Saturday, June 12, 2021


   The following quote is an answer to those who promote - Sola Scriptura (Scripture alone), and in believing this, when our natural ability to reason, and the voice of our conscience and our rational understandings conflict with what we read in the Word, that we need not suspect what we have read in the Word, or that it needs to be studied further and reconciled to the inward voices of our human nature.  

  "I am aware that those who have spoken most contemptuously of human reason have acted from a good motive -- their aim has been to exalt revelation from the Bible. They have thought that by magnifying this as the only means of divine teaching, they were adding to its dignity. But truth gains nothing by exaggeration; and Christianity, as we have seen, is undermined by nothing more effectually than by the misunderstanding which would bring discredit on our rational powers. Revelation needs no such support. For myself, I do not find that to esteem Christianity, I must think it the only source of instruction to which I must repair. I need not make human nature dumb to give power or attraction to the teaching of Christ. 
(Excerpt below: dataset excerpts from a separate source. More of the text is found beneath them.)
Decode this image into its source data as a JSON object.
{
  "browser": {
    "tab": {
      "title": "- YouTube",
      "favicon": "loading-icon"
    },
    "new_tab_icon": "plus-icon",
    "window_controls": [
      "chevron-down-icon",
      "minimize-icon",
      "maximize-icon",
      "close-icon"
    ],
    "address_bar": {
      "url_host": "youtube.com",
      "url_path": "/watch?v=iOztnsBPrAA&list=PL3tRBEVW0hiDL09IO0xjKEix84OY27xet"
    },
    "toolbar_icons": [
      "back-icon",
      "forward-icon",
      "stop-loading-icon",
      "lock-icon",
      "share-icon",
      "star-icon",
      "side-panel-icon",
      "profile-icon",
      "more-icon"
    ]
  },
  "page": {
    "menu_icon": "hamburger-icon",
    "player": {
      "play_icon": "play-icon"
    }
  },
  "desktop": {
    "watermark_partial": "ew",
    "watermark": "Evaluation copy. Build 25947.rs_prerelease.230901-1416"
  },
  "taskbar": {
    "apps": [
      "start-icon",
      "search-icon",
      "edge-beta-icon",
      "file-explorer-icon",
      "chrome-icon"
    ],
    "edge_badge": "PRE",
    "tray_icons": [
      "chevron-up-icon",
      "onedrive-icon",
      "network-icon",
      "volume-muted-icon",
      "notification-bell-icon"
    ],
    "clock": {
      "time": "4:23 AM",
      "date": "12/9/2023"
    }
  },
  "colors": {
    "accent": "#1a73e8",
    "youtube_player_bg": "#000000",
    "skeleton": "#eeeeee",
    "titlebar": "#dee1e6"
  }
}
Christ derives new interest and confirmation from its harmony with our human nature. Christianity would furnish a weapon against itself not easily repelled, should it claim the distinction of being the only light vouchsafed by God for men; for, in that case, it would represent a vast majority of the human race as left by their Creator without guidance or hope. I believe, and rejoice to believe, that a ray from heaven descends on the path of every fellow-creature. The heathen, though in darkness when compared with the Christian has still his light; and it comes from the same sources as our own, just as the same sun dispensed, now the faint dawn, and now the perfect day. Let not nature's teachings be disparage. It is from God as truly as His word. It is sacred, as truly as revelation. Both are manifestations of one infinite mind, and harmonious manifestations; and without this agreement the claims of Christianity could not be sustained." W. E. Channing.